Tuesday, February 19, 2008

Musicophilia

My father, I believe, was tone deaf. He certainly showed no interest at all in music, and once, when I played him a major and a minor chord, he said he could not hear any difference. I have had people tell me that there is no such thing as tone deafness, but now I read in the latest book by Oliver Sacks that perhaps five percent of the population is tone deaf. The book is entitled Musicophilia: Tales of Music and the Brain (Picador, 2007), and covers an extraordinary range of conditions and phenomena.

Some of the conditions Sacks describes are very rare or unique, such as the extraordinary case of a composer, who, after being seriously injured in a car crash, lost her ability to hear harmony. She describes listening to a Beethoven string quartet: "I heard four separate voices, four thin, sharp laser beams, beaming in four different directions". Other conditions discussed in the book are commoner, such as tone deafness. My father had a good sense of verbal rhythm, enjoyed poetry and wrote it himself. According to Sacks this is certainly neurologically compatible with tone deafness, as rhythm is "represented widely in the brain". Another condition that increasing numbers of us can look forward to as we age is musical hallucinations: hearing music that apparently comes from an outside source. At the onset, people who get this think that someone is playing a radio or CD nearby; the experience is quite different from that of mentally singing a tune. Musical hallucinations are associated with going deaf. The explanation is apparently that those parts of the brain receiving aural signals expect a continual stream of input, and if they don't get it, they produce activity anyway. With normal hearing, silence doesn't produce these hallucinations, as the auditory system actively reports silence. It is only if the communication is broken that the hallucination-generating mechanism kicks in.

Sacks doesn't only consider defects in musical perception or appreciation. He also describes unusual positive abilities, including perfect pitch (something I don't have a trace of). Sacks reports studies by Diana Deutsch showing that native speakers of a tonal language will pronounce words with close to absolute pitch, and that Chinese music students are much more likely to have perfect pitch than U.S. students. Sacks also describes cases of musical savantism, where people who are seriously disabled in many ways display some extraordinary ability, such as the man who knew by heart more than 2000 operas and all the Bach cantatas. These savant abilities usually come at the expense of abstract thought. Sacks mentions the intriguing work by Allan Snyder and others in artificially producing temporary savantism by magnetic stimulation of the brain: inhibiting the activity of the part of the brain responsible for abstract thought can release savant-like abilities in at least some people.

There is a lot more in Sacks's book.

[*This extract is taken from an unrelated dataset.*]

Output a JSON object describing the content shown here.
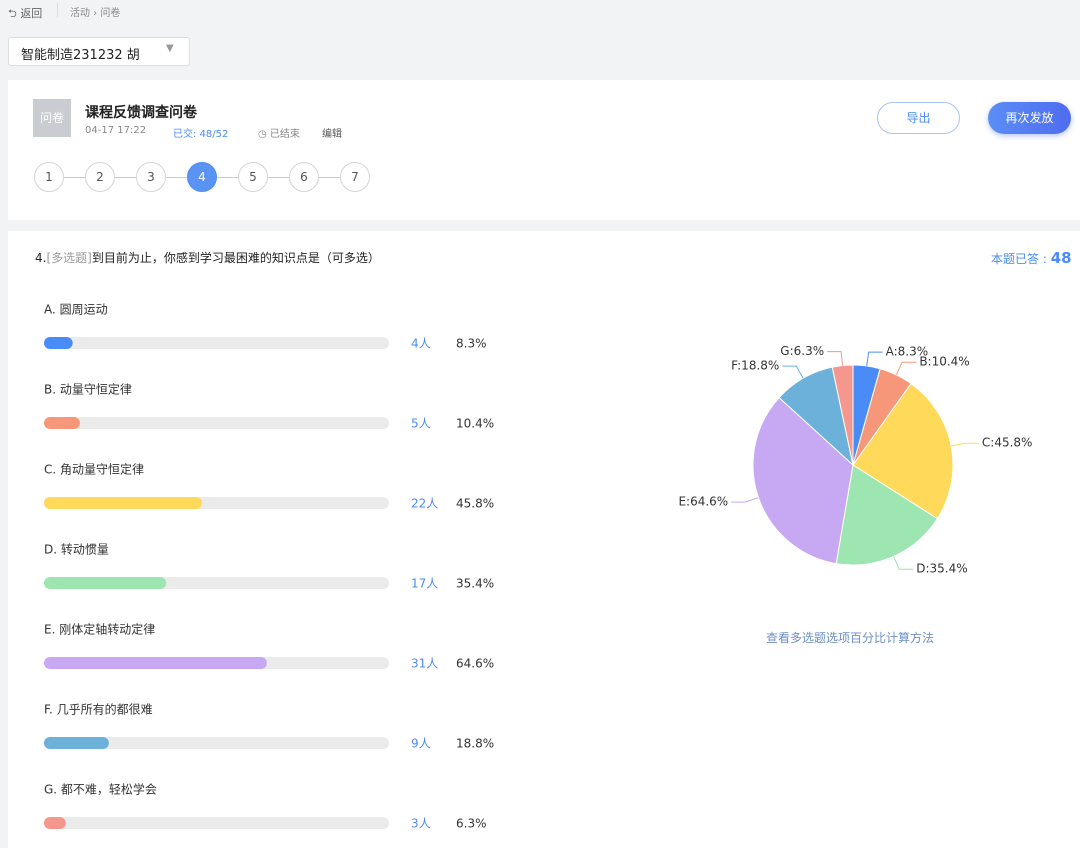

It isn't a neurological treatise; as the subtitle Tales of Music and the Brain indicates, it is largely anecdotal. It raises questions rather than answering them, and I think in that general there aren't any answers yet as to why we as a species have such an extraordinary sensitivity to music, though Sacks mentions speculation about the intertwined origins of music and language. Anyone interested in music is likely to be fascinated by this book.

Sunday, February 3, 2008

2007 Asian Art Biennial

Recently I received a catalogue from the 2007 Asian Art Biennial, which opened in October 2007 at the National Taiwan Museum of Fine Arts. It closes on February 24. My connection with the event is through my piece Dissonant Particles; it is on the DVD Video by Numbers from the Melbourne-based group Tape Projects, and this DVD was shown at the Biennial. Unfortunately I didn’t get to visit the Biennial.

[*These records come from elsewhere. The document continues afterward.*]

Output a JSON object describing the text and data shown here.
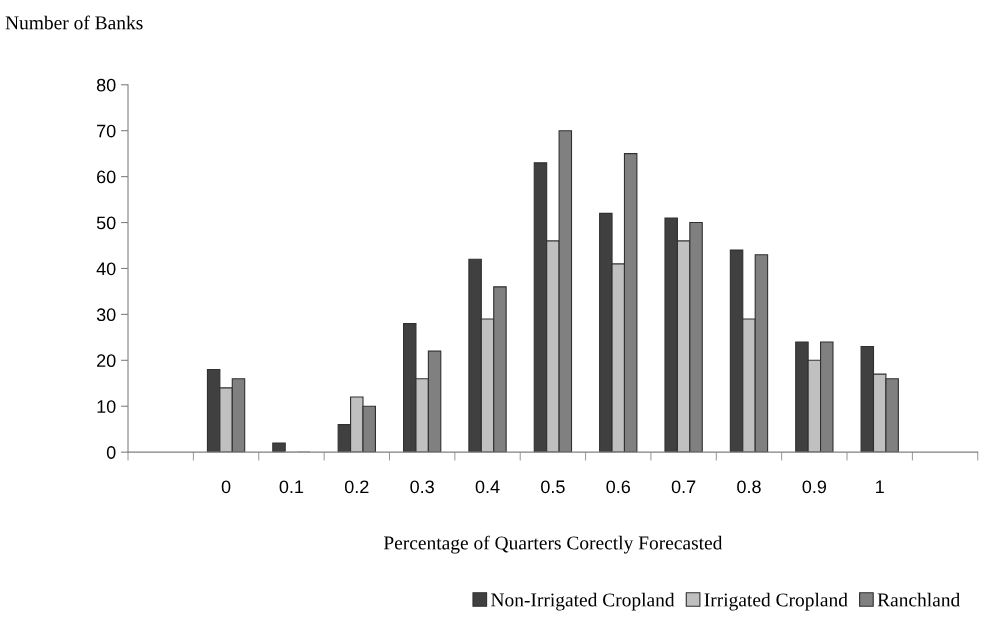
{
  "chart_data": {
    "type": "bar",
    "xlabel": "Percentage of Quarters Corectly Forecasted",
    "ylabel": "Number of Banks",
    "categories": [
      null,
      "0",
      "0.1",
      "0.2",
      "0.3",
      "0.4",
      "0.5",
      "0.6",
      "0.7",
      "0.8",
      "0.9",
      "1",
      null
    ],
    "series": [
      {
        "name": "Non-Irrigated Cropland",
        "color": "#404040",
        "values": [
          null,
          18,
          2,
          6,
          28,
          42,
          63,
          52,
          51,
          44,
          24,
          23,
          null
        ]
      },
      {
        "name": "Irrigated Cropland",
        "color": "#c0c0c0",
        "values": [
          null,
          14,
          0,
          12,
          16,
          29,
          46,
          41,
          46,
          29,
          20,
          17,
          null
        ]
      },
      {
        "name": "Ranchland",
        "color": "#808080",
        "values": [
          null,
          16,
          0,
          10,
          22,
          36,
          70,
          65,
          50,
          43,
          24,
          16,
          null
        ]
      }
    ],
    "ylim": [
      0,
      80
    ],
    "yticks": [
      0,
      10,
      20,
      30,
      40,
      50,
      60,
      70,
      80
    ],
    "grid": false,
    "legend": "bottom right"
  }
}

I found the catalogue (in Chinese and English) impressive, and I imagine that actually being there would have been overwhelming. Judging from the catalogue, there was a mixture of old and new media and also a mixture of old and new influences. Some of the works refer to traditional Chinese or Korean art (and one to Da Vinci’s Last Supper), others to globalisation, the proliferation of digital technology, and in particular urbanisation. Australia has long had only a minority of its population in rural areas (41% in 1901, dropping to just 12% in 1996, according to one set of figures). For Asia the big movement off the land is happening now: the landmark where more than half the world’s population lives in cities has either just been reached or is just about to be, according to various estimates.

According to the catalogue, most of the artists in the Biennial were from Taiwan, mainland China or Korea, with a sprinkling from other countries, including a small group from Australia. Apart from the Video by Numbers DVD, there was an interactive installation entitled Split Reel by Jason Bond, Benjamin Ducroz, Michael Prior and Tarwin Stroh-Spijer, and a performance (I think, not just a DVD playing) by Robin Fox. Robin is the man of the moment in Australian sound-and-image art, and appears on the Synchresis DVD commented on here. Australian ambivalence as to how much we are part of Asia will no doubt continue, but links like those through the Biennial can only be good.